Targeted design of drug binding sites in the main protease of SARS-CoV-2 reveals potential signatures of adaptation

Several existing drugs are currently being tested worldwide to treat COVID-19 patients. Recent data indicate that SARS-CoV-2 is rapidly evolving into more transmissible variants. It is therefore highly possible that SARS-CoV-2 can accumulate adaptive mutations modulating drug susceptibility and hampering viral antigenicity. Thus, it is vital to predict potential non-synonymous mutation sites and predict the evolution of protein structural modifications leading to drug tolerance. As two FDA-approved anti-hepatitis C virus (HCV) drugs, boceprevir, and telaprevir, have been shown to effectively inhibit SARS-CoV-2 by targeting the main protease (M(pro)), here we used a high-throughput interface-based protein design strategy to identify mutational hotspots and potential signatures of adaptation in these drug binding sites of M(pro).
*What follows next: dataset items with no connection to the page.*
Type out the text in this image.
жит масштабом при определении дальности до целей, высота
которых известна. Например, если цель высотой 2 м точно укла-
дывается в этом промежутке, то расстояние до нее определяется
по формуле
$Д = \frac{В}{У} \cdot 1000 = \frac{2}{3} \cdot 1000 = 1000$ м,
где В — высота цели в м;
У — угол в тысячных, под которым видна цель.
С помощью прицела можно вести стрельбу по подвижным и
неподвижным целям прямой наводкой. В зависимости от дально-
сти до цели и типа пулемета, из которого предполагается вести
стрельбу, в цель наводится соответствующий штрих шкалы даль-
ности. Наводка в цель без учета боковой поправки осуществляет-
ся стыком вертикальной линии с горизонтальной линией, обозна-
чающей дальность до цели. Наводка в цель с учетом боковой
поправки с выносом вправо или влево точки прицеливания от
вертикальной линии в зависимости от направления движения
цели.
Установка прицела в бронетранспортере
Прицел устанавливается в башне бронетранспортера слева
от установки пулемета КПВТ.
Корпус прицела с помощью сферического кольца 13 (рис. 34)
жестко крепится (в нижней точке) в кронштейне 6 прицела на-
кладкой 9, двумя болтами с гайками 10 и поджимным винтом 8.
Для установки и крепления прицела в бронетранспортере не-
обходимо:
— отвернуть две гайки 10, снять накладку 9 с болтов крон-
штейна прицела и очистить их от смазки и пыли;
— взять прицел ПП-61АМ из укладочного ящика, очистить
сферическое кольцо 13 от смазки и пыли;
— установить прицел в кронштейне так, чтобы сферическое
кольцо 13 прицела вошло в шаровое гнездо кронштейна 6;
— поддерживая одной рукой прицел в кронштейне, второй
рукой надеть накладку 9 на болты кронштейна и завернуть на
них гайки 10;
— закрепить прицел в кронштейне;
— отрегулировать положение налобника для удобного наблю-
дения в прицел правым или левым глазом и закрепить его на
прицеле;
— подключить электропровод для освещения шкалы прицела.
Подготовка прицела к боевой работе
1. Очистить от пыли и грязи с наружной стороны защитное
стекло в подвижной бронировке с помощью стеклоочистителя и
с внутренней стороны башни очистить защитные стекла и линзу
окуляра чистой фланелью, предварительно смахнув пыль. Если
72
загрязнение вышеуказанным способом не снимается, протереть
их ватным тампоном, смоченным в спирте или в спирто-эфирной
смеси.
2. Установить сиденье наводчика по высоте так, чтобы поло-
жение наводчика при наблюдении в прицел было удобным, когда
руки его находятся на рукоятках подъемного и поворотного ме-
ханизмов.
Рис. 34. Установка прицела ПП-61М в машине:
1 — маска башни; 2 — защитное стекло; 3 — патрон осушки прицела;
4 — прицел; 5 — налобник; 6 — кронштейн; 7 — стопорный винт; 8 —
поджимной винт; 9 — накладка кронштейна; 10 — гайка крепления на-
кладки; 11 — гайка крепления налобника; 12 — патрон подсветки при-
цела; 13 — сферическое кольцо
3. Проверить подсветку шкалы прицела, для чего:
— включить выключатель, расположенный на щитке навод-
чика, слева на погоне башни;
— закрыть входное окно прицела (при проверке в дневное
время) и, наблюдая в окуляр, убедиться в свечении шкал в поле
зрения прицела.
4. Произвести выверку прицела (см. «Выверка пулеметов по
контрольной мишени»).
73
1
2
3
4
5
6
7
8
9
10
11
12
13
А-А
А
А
Several mutants exhibited reduced binding affinity to these drugs, out of which hotspot residues having a strong tendency to undergo positive selection were identified. The data further indicated that these anti-HCV drugs have larger footprints in the mutational landscape of M(pro) and hence encompass the highest potential for positive selection and adaptation. These findings are crucial in understanding the potential structural modifications in the drug binding sites of M(pro) and thus its signatures of adaptation. Furthermore, the data could provide systemic strategies for robust antiviral design and discovery against COVID-19 in the future.